Ich atme zitternd ein. Coal, erinnere ich mich, während ich wieder und wieder Luft in meine Lungen zwinge. Du kennst Coal. Du vertraust Coal.

Die Worte, die mich vor einem Monat noch beruhigt hätten, lassen meinen Mund jetzt nur noch trocken werden. Ja, ich kenne und vertraue dem Krieger, der Coal in Lunos war. Nicht, weil Coal niemanden verletzt hat – er hat es getan –, sondern weil ich etwas Besonderes war. Jetzt bin ich nicht mehr als ein Gesicht in der Menge.

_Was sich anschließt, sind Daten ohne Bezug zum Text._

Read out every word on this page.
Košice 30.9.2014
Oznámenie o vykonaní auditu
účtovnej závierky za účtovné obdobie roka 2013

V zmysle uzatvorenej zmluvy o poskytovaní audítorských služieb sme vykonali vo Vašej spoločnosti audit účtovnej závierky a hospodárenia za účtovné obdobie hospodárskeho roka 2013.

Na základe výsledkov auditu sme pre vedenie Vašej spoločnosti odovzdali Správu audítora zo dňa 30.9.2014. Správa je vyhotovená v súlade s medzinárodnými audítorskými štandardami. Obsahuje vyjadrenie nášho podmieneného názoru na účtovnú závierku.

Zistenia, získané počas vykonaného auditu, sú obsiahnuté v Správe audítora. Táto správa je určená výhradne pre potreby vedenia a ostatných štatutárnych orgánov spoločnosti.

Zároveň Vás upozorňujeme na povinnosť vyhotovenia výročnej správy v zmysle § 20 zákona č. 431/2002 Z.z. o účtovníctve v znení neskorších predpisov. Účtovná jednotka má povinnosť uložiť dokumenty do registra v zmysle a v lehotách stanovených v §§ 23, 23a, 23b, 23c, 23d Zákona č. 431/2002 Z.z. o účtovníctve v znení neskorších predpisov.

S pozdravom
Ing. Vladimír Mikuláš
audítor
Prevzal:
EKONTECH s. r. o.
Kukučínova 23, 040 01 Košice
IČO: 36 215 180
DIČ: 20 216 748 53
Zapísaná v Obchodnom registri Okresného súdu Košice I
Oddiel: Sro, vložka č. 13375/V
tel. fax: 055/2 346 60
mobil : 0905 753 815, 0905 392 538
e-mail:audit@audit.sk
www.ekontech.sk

Eines, um das er sich wenig kümmert.

Ich will plötzlich überall sein, nur nicht hier im Ring.

„Das ist ein Windwürger.“ Er tritt wieder hinter mich, sein Körper ist jetzt ganz nah an meinem. Harte Muskeln spannen sich gegen meinen Rücken. Coals Hitze dringt durch den dünnen Stoff meiner grauen Trainingsuniform und breitet sich auf meiner Haut aus. Nach einem Monat ohne Nähe ist die Intensität von Coals Berührung fast zu viel, um sie zu ertragen. Mein Herzschlag beschleunigt sich, ein unwillkommenes Verlangen rast durch mein Inneres und mein Geschlecht. Einen Herzschlag später legt sich Coals Unterarm wie ein Messer an meine Kehle, und die Empfindungen ändern sich völlig.

Trotz des leichten Drucks spüre ich jeden zerbrechlichen Knorpelring in meiner Kehle, höre, wie sie unter dem fester werdenden Griff knirschen. Die Panik trifft mich so heftig, dass mir die Ohren dröhnen. Ich greife hektisch nach seinem Unterarm, und mein Körper windet sich wie ein Fisch auf trockenem Boden.

Er lässt mich los, seine Fingerspitzen ruhen sanft auf meiner Schulter, während ich mir den Hals reibe. Meine Brust hebt sich durch flache Atemzüge.

„Ein Windwürger ist von Anfang an schmerzhaft“, erklärt er der Klasse, als sei nichts Ungewöhnliches passiert. Als hätte er meine Reaktion erwartet. Und demonstriert trotzdem an mir.